'Marie, the red': just to celebrate 8-M
Rosa Maria Arquimbau's text connected with the historical moment, the Republic, but today it is more difficult to find someone who recognizes himself as a proletarian than a cheap coastal sole.
Marie, the red one Author: Rosa Maria Arquimbau
- Director: Ester Villamor Baliarda
- Performers: Mercè Arànega, Borja Espinosa, Tai Fati, Oriol Guinart, Meritxell Huertas, Antonia Jaume, Jordi Llovet, Alba Montaño, Carlota Olcina, Martina Roura
- Small Hall of the National Theatre of Catalonia. Until April 6
One of the obligations (we say this because it is included in the programme contract that the director on duty assumes) of the TNC is the recovery of historical Catalan drama. At the request of the writer Julià Guillamon, this season the spotlight has been turned on the writer, journalist, playwright and activist Rosa Maria Arquimbau (1909-1992), considered a reference as a "woman of letters" and one of the six best Catalan novelists of the 1930s together with Merca Aña and Merca Aña with Merce Aná Murcia Análite with Merce A.
Marie, the red one It talks about politics, feminism and love in a women's prison that the author places in France. The protagonist is a girl imprisoned for having attacked a policeman. She is surrounded by a prostitute, a gypsy, a child murderer, a murderess who has killed her husband and a pregnant girl. Certainly, Marie, the red one Marie must have been seen and heard in a very different way when it premiered at the Teatro Catalán de la Comedia (now the Poliorama) in November 1938. The Marxist demands of the protagonist were certainly fully connected with the historical moment (the Republic), just as the feminist demands showed the path still pending to achieve equality between women and men. We already know that Marxism is not in vogue at the moment and that it is more difficult to find someone who recognizes himself as a proletarian than a cheap coastal sole. Consequently, Marie's protest monologues give off the painful naivety of a poorly developed character, beyond the love story with a guard with whom the always efficient Carlota Olsina fights.

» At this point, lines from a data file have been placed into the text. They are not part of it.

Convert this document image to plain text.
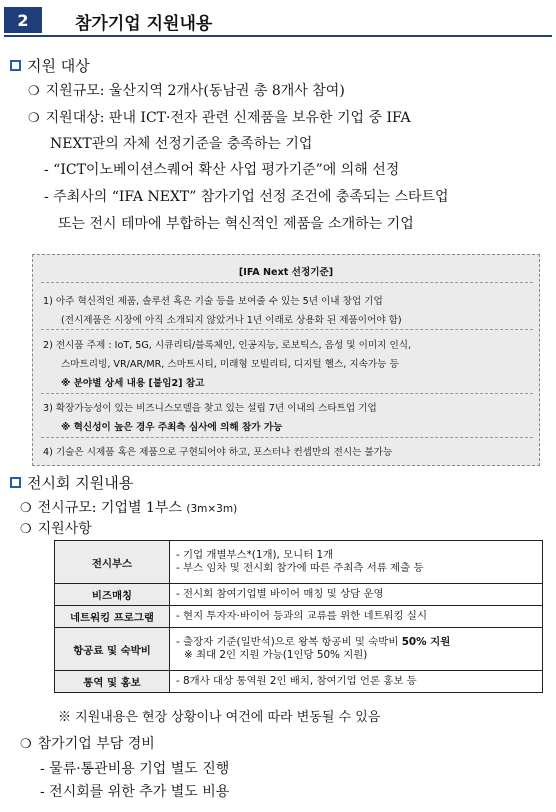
2	참가기업 지원내용
지원 대상
❍ 지원규모: 울산지역 2개사(동남권 총 8개사 참여)
❍ 지원대상: 판내 ICT·전자 관련 신제품을 보유한 기업 중 IFA
NEXT관의 자체 선정기준을 충족하는 기업
- “ICT이노베이션스퀘어 확산 사업 평가기준”에 의해 선정
- 주최사의 “IFA NEXT” 참가기업 선정 조건에 충족되는 스타트업
또는 전시 테마에 부합하는 혁신적인 제품을 소개하는 기업
[IFA Next 선정기준]
1) 아주 혁신적인 제품, 솔루션 혹은 기술 등을 보여줄 수 있는 5년 이내 창업 기업
(전시제품은 시장에 아직 소개되지 않았거나 1년 이래로 상용화 된 제품이어야 함)
2) 전시품 주제 : IoT, 5G, 시큐리티/블록체인, 인공지능, 로보틱스, 음성 및 이미지 인식,
스마트리빙, VR/AR/MR, 스마트시티, 미래형 모빌리티, 디지털 헬스, 지속가능 등
※ 분야별 상세 내용 [붙임2] 참고
3) 확장가능성이 있는 비즈니스모델을 찾고 있는 설립 7년 이내의 스타트업 기업
※ 혁신성이 높은 경우 주최측 심사에 의해 참가 가능
4) 기술은 시제품 혹은 제품으로 구현되어야 하고, 포스터나 컨셉만의 전시는 불가능
전시회 지원내용
❍ 전시규모: 기업별 1부스 (3m×3m)
❍ 지원사항
전시부스	- 기업 개별부스*(1개), 모니터 1개
- 부스 임차 및 전시회 참가에 따른 주최측 서류 제출 등

비즈매칭	- 전시회 참여기업별 바이어 매칭 및 상담 운영
네트워킹 프로그램	- 현지 투자자·바이어 등과의 교류를 위한 네트워킹 실시
항공료 및 숙박비	- 출장자 기준(일반석)으로 왕복 항공비 및 숙박비 50% 지원
※ 최대 2인 지원 가능(1인당 50% 지원)

통역 및 홍보	- 8개사 대상 통역원 2인 배치, 참여기업 언론 홍보 등
※ 지원내용은 현장 상황이나 여건에 따라 변동될 수 있음
❍ 참가기업 부담 경비
- 물류·통관비용 기업 별도 진행
- 전시회를 위한 추가 별도 비용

The small group of imprisoned women (with actresses of the stature of Mercè Arànega) are so clichéd and schematized, even in the costumes, without any kind of development, that their claim, which curiously is made by a man, does not serve much more than to celebrate March 8. And that is despite the fact that the director and adapter have perpetrated some notable modifications (among them, changing the candid ending), but without any luck in dusting it off and bringing us closer to the work and the author.